Tunisie/ Médias : Retour du dépot légal, une plainte sera déposée

Publié le Mercredi 05 Février 2014 à 17:23
Vue de la conférence de presse. L’ancien chef du gouvernement, Ali Laaridh, a réinstauré le 7 janvier 2014, le dépôt légal qui exige de tout imprimeur, producteur, ou distributeur qu’il soit personne physique ou morale, l’enregistrement et le dépôt des publications périodiques ou non périodiques, avant de les mettre à la disposition du public. Une application des articles 4, 5, 6, 19 et 22 du décret-loi 115 de l’année 2011, et qui a été publié dans le JORT le 27 janvier 2014.

La rédaction de l’hebdomadaire Attarik Al Jadid s’est à ce propos réuni ce mercredi 5 février pour dénoncer ce «retour vers les anciennes pratiques, de l’ancien régime», selon les dires de Hichem Skik, directeur de la rédaction du journal, qui craint que cet décret ne soit un retour de la censure.

«Nous avons vécu cela sous le règne de Ben Ali, et nous avons beaucoup souffert de cette pratique…j’ai personnellement passé des nuits entières à l’imprimerie, où l’imprimeur devait faire le dépôt légal, alors que le numéro est prêt et imprimé, et nous devons attendre que l’imprimeur obtienne un récépissé. Un récépissé que l’on ne sait jamais quand pouvoir obtenir. Parfois le jour même, parfois dans plusieurs jours… voire jamais », a-t-il déclaré.

Selon lui le dépôt légal avant diffusion, «ne sert qu’à une seule chose, au contrôle préalable…et si on ne le fait pas, on est exposé à des amendes », a-t-il dit.

Il rappelle que les journaux d’opposition se sont battus du temps de l’ancien régime pour faire annuler le dépôt légal. « Jusqu’en 2005, où Ben Ali a ordonné de l’annuler…c’était avant le sommet de l’Information,  où exposé à beaucoup de pression de la part des organisations mondiales, Ben Ali craignait  qu’elles ne rompent les liens avec la Tunisie », a-t-il relaté.

Le dépôt légal est une pratique courante dans plusieurs démocraties, instaurée pour servir la mémoire collective.

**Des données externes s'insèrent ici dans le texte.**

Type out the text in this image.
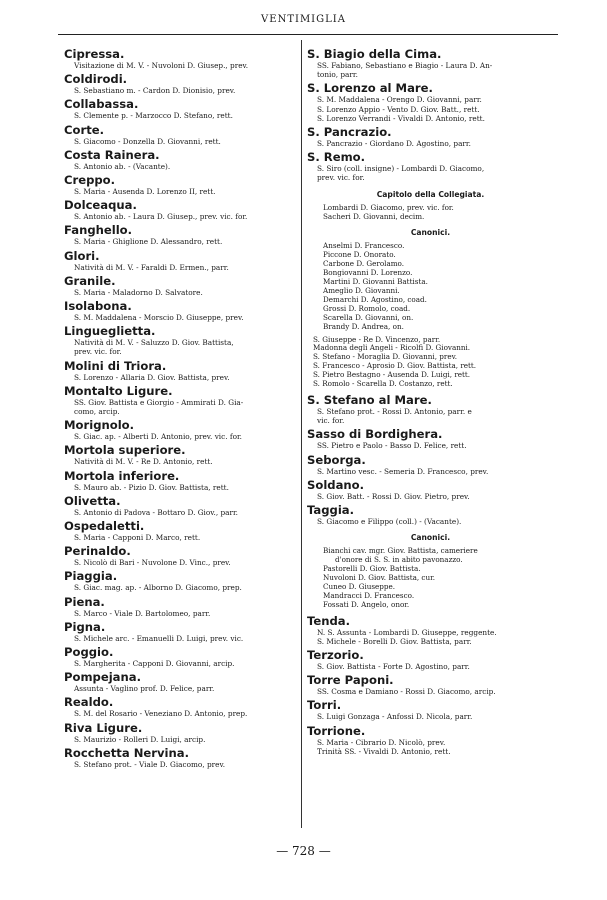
VENTIMIGLIA
Cipressa.
Visitazione di M. V. - Nuvoloni D. Giusep., prev.
Coldirodi.
S. Sebastiano m. - Cardon D. Dionisio, prev.
Collabassa.
S. Clemente p. - Marzocco D. Stefano, rett.
Corte.
S. Giacomo - Donzella D. Giovanni, rett.
Costa Rainera.
S. Antonio ab. - (Vacante).
Creppo.
S. Maria - Ausenda D. Lorenzo II, rett.
Dolceaqua.
S. Antonio ab. - Laura D. Giusep., prev. vic. for.
Fanghello.
S. Maria - Ghiglione D. Alessandro, rett.
Glori.
Natività di M. V. - Faraldi D. Ermen., parr.
Granile.
S. Maria - Maladorno D. Salvatore.
Isolabona.
S. M. Maddalena - Morscio D. Giuseppe, prev.
Lingueglietta.
Natività di M. V. - Saluzzo D. Giov. Battista,
prev. vic. for.
Molini di Triora.
S. Lorenzo - Allaria D. Giov. Battista, prev.
Montalto Ligure.
SS. Giov. Battista e Giorgio - Ammirati D. Gia-
como, arcip.
Morignolo.
S. Giac. ap. - Alberti D. Antonio, prev. vic. for.
Mortola superiore.
Natività di M. V. - Re D. Antonio, rett.
Mortola inferiore.
S. Mauro ab. - Pizio D. Giov. Battista, rett.
Olivetta.
S. Antonio di Padova - Bottaro D. Giov., parr.
Ospedaletti.
S. Maria - Capponi D. Marco, rett.
Perinaldo.
S. Nicolò di Bari - Nuvolone D. Vinc., prev.
Piaggia.
S. Giac. mag. ap. - Alborno D. Giacomo, prep.
Piena.
S. Marco - Viale D. Bartolomeo, parr.
Pigna.
S. Michele arc. - Emanuelli D. Luigi, prev. vic.
Poggio.
S. Margherita - Capponi D. Giovanni, arcip.
Pompejana.
Assunta - Vaglino prof. D. Felice, parr.
Realdo.
S. M. del Rosario - Veneziano D. Antonio, prep.
Riva Ligure.
S. Maurizio - Rolleri D. Luigi, arcip.
Rocchetta Nervina.
S. Stefano prot. - Viale D. Giacomo, prev.
S. Biagio della Cima.
SS. Fabiano, Sebastiano e Biagio - Laura D. An-
tonio, parr.
S. Lorenzo al Mare.
S. M. Maddalena - Orengo D. Giovanni, parr.
S. Lorenzo Appio - Vento D. Giov. Batt., rett.
S. Lorenzo Verrandi - Vivaldi D. Antonio, rett.
S. Pancrazio.
S. Pancrazio - Giordano D. Agostino, parr.
S. Remo.
S. Siro (coll. insigne) - Lombardi D. Giacomo,
prev. vic. for.
Capitolo della Collegiata.
Lombardi D. Giacomo, prev. vic. for.
Sacheri D. Giovanni, decim.
Canonici.
Anselmi D. Francesco.
Piccone D. Onorato.
Carbone D. Gerolamo.
Bongiovanni D. Lorenzo.
Martini D. Giovanni Battista.
Ameglio D. Giovanni.
Demarchi D. Agostino, coad.
Grossi D. Romolo, coad.
Scarella D. Giovanni, on.
Brandy D. Andrea, on.
S. Giuseppe - Re D. Vincenzo, parr.
Madonna degli Angeli - Ricolfi D. Giovanni.
S. Stefano - Moraglia D. Giovanni, prev.
S. Francesco - Aprosio D. Giov. Battista, rett.
S. Pietro Bestagno - Ausenda D. Luigi, rett.
S. Romolo - Scarella D. Costanzo, rett.
S. Stefano al Mare.
S. Stefano prot. - Rossi D. Antonio, parr. e
vic. for.
Sasso di Bordighera.
SS. Pietro e Paolo - Basso D. Felice, rett.
Seborga.
S. Martino vesc. - Semeria D. Francesco, prev.
Soldano.
S. Giov. Batt. - Rossi D. Giov. Pietro, prev.
Taggia.
S. Giacomo e Filippo (coll.) - (Vacante).
Canonici.
Bianchi cav. mgr. Giov. Battista, cameriere
d'onore di S. S. in abito pavonazzo.
Pastorelli D. Giov. Battista.
Nuvoloni D. Giov. Battista, cur.
Cuneo D. Giuseppe.
Mandracci D. Francesco.
Fossati D. Angelo, onor.
Tenda.
N. S. Assunta - Lombardi D. Giuseppe, reggente.
S. Michele - Borelli D. Giov. Battista, parr.
Terzorio.
S. Giov. Battista - Forte D. Agostino, parr.
Torre Paponi.
SS. Cosma e Damiano - Rossi D. Giacomo, arcip.
Torri.
S. Luigi Gonzaga - Anfossi D. Nicola, parr.
Torrione.
S. Maria - Cibrario D. Nicolò, prev.
Trinità SS. - Vivaldi D. Antonio, rett.
— 728 —
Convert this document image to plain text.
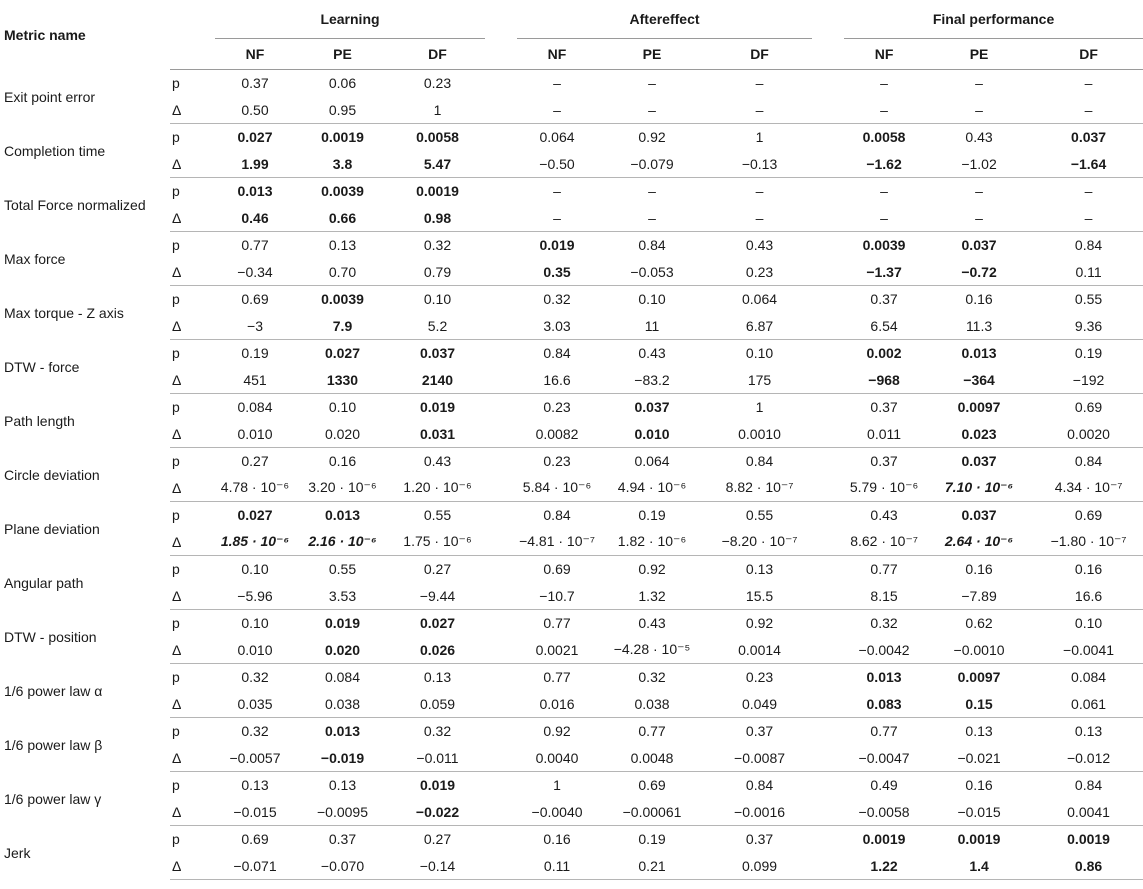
Metric name		Learning				Aftereffect				Final performance		
		NF	PE	DF		NF	PE	DF		NF	PE	DF
Exit point error	p	0.37	0.06	0.23		–	–	–		–	–	–
	Δ	0.50	0.95	1		–	–	–		–	–	–
Completion time	p	0.027	0.0019	0.0058		0.064	0.92	1		0.0058	0.43	0.037
	Δ	1.99	3.8	5.47		−0.50	−0.079	−0.13		−1.62	−1.02	−1.64
Total Force normalized	p	0.013	0.0039	0.0019		–	–	–		–	–	–
	Δ	0.46	0.66	0.98		–	–	–		–	–	–
Max force	p	0.77	0.13	0.32		0.019	0.84	0.43		0.0039	0.037	0.84
	Δ	−0.34	0.70	0.79		0.35	−0.053	0.23		−1.37	−0.72	0.11
Max torque - Z axis	p	0.69	0.0039	0.10		0.32	0.10	0.064		0.37	0.16	0.55
	Δ	−3	7.9	5.2		3.03	11	6.87		6.54	11.3	9.36
DTW - force	p	0.19	0.027	0.037		0.84	0.43	0.10		0.002	0.013	0.19
	Δ	451	1330	2140		16.6	−83.2	175		−968	−364	−192
Path length	p	0.084	0.10	0.019		0.23	0.037	1		0.37	0.0097	0.69
	Δ	0.010	0.020	0.031		0.0082	0.010	0.0010		0.011	0.023	0.0020
Circle deviation	p	0.27	0.16	0.43		0.23	0.064	0.84		0.37	0.037	0.84
	Δ	4.78 · 10⁻⁶	3.20 · 10⁻⁶	1.20 · 10⁻⁶		5.84 · 10⁻⁶	4.94 · 10⁻⁶	8.82 · 10⁻⁷		5.79 · 10⁻⁶	7.10 · 10⁻⁶	4.34 · 10⁻⁷
Plane deviation	p	0.027	0.013	0.55		0.84	0.19	0.55		0.43	0.037	0.69
	Δ	1.85 · 10⁻⁶	2.16 · 10⁻⁶	1.75 · 10⁻⁶		−4.81 · 10⁻⁷	1.82 · 10⁻⁶	−8.20 · 10⁻⁷		8.62 · 10⁻⁷	2.64 · 10⁻⁶	−1.80 · 10⁻⁷
Angular path	p	0.10	0.55	0.27		0.69	0.92	0.13		0.77	0.16	0.16
	Δ	−5.96	3.53	−9.44		−10.7	1.32	15.5		8.15	−7.89	16.6
DTW - position	p	0.10	0.019	0.027		0.77	0.43	0.92		0.32	0.62	0.10
	Δ	0.010	0.020	0.026		0.0021	−4.28 · 10⁻⁵	0.0014		−0.0042	−0.0010	−0.0041
1/6 power law α	p	0.32	0.084	0.13		0.77	0.32	0.23		0.013	0.0097	0.084
	Δ	0.035	0.038	0.059		0.016	0.038	0.049		0.083	0.15	0.061
1/6 power law β	p	0.32	0.013	0.32		0.92	0.77	0.37		0.77	0.13	0.13
	Δ	−0.0057	−0.019	−0.011		0.0040	0.0048	−0.0087		−0.0047	−0.021	−0.012
1/6 power law γ	p	0.13	0.13	0.019		1	0.69	0.84		0.49	0.16	0.84
	Δ	−0.015	−0.0095	−0.022		−0.0040	−0.00061	−0.0016		−0.0058	−0.015	0.0041
Jerk	p	0.69	0.37	0.27		0.16	0.19	0.37		0.0019	0.0019	0.0019
	Δ	−0.071	−0.070	−0.14		0.11	0.21	0.099		1.22	1.4	0.86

Les éditeurs de journaux, livres et publications doivent  fournir au moins une copie de leurs publications, aux archives nationales ou à la bibliothèque nationale du pays pour en conserver une trace au sein du patrimoine culturel.

Le décret-loi 115 fait la différence entre les publications périodiques, comme les journaux, et les publications non périodiques comme les livres. « Le décret loi 115 , dans son ancienne version, stipule que les livres doivent être déposés avant leur publication, sans préciser quand le dépôt légal devait se faire pour les journaux. Ce décret du 7 janvier 2014, précise que les publications périodiques et non périodiques  doivent être déposées avant d’être rendues publiques,», a expliqué Skik. Rappelant  que l’article 31 de la constitution garantissait la liberté d’expression et de publication, tout en interdisant leur soumission à un contrôle préalable, Hichem Skik  déplore qu’au lendemain de l’adoption de la nouvelle constitution, « la première chose qui en ressort est une loi qui est anticonstitutionnelle ».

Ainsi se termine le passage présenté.